Ces disparités ne constituent toutefois pas une fatalité. En Haute-Garonne par exemple, le PPE n’est pas encore mis en place par le département pour les services de milieu ouvert. Néanmoins, pour garantir la participation des enfants et des parents, le service d’AEMO renforcée dirigé par Patrick Rabayrolle a tenu à créer en interne un document baptisé « projet personnel d’accompagnement » (PPA). « Notre souhait est de pouvoir faire participer les familles aux temps institutionnels qui les concernent, c’est-à-dire les évaluations, les synthèses et les temps d’élaboration du projet », explique le chef de service.

Il précise toutefois que cette disponibilité accrue pour les familles est possible du fait du nombre limité de mesures que suit un éducateur d’AEMO renforcée : 13 au maximum, contre 29 pour un service d’AEMO classique. L’exercice du pouvoir d’agir des personnes accompagnées dépend grandement d’une « volonté institutionnelle et associative forte » d’inclure les personnes accompagnées, souligne Patrick Rabayrolle.

Si les pratiques en matière de pouvoir d’agir des enfants peinent à s’harmoniser et dépendent des moyens alloués au secteur de la protection de l’enfance par les départements, de nombreux professionnels reconnaissent que les orientations légales des vingt dernières années ont insufflé un changement de mentalité chez les travailleurs sociaux. C’est le cas d’Isabelle Pillard, éducatrice depuis vingt-trois ans dans le service parisien de prévention et de protection de l’enfance de l’Association Olga-Spitzer.

Évolution des mentalités

Cette professionnelle reconnaît qu’il existe « un avant et un après loi 2002-2 ». Désormais, avant d’envisager un éloignement ou à une mesure de placement, les équipes s’orientent davantage vers l’entourage et la famille élargie du jeune accompagné. « On réfléchit autrement. On explore davantage l’environnement familial et de quartier du jeune pour trouver des relais et des personnes ressources », indique la professionnelle, également déléguée nationale du Cnaemo en Ile-de-France.

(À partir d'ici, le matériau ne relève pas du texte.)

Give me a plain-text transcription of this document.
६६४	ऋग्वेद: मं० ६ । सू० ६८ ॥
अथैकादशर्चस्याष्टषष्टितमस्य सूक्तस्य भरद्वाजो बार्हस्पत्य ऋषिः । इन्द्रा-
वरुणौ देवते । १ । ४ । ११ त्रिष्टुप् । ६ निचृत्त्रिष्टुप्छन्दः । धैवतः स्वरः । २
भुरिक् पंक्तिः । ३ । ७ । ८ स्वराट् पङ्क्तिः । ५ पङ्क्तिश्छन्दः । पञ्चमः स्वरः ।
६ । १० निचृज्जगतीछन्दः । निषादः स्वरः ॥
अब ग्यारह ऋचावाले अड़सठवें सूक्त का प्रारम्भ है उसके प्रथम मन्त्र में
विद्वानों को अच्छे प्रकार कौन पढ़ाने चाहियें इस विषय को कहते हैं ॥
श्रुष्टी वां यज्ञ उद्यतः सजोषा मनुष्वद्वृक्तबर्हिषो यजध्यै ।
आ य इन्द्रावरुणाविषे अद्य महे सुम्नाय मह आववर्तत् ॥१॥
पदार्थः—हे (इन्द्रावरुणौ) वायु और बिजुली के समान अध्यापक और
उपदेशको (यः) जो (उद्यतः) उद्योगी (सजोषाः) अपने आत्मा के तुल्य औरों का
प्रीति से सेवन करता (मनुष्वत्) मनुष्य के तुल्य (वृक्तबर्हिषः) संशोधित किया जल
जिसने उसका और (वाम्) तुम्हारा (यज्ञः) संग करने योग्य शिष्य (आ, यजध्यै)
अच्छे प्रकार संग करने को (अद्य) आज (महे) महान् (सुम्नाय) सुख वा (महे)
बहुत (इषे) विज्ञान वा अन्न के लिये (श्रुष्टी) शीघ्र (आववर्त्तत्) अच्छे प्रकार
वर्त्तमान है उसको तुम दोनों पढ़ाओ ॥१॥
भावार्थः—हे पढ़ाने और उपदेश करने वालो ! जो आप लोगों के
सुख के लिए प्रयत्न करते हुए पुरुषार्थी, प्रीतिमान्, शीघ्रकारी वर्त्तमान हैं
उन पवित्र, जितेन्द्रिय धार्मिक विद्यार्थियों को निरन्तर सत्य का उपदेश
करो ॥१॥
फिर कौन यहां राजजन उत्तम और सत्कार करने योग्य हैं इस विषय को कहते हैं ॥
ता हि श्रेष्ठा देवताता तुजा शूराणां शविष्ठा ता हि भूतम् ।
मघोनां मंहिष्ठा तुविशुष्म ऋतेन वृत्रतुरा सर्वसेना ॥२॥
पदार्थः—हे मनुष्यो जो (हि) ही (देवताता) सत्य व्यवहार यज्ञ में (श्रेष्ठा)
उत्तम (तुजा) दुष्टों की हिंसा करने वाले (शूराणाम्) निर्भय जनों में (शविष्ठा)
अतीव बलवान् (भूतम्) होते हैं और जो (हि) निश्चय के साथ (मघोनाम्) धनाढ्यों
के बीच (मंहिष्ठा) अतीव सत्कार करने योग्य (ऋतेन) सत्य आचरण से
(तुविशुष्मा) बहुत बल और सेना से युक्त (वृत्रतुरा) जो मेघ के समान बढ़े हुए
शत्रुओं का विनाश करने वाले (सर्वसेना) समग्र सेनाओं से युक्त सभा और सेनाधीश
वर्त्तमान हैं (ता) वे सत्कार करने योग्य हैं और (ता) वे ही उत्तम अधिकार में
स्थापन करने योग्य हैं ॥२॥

Le secteur de la protection de l’enfance mute peu à peu et un changement de paradigme s’observe. « Au fil du temps, nous avons évolué d’une position de détenteur de savoir vers une posture de co-construction. L’objectif est de faire émerger les compétences parentales », analyse Isabelle Pillard. Même son de cloche chez Patrick Rabayrolle, qui rappelle qu’« une plus grande prise en compte du pouvoir d’agir des personnes relève aussi du renouvellement des générations de travailleurs sociaux ».

Ainsi, la formation et les approches éducatives diffusées dans les centres de formation font partie intégrante du processus d’empowerment des usagers. Si la loi vient encadrer et orienter les pratiques, ces dernières s’enrichissent au gré des expériences associatives et des renouvellements de projets de services.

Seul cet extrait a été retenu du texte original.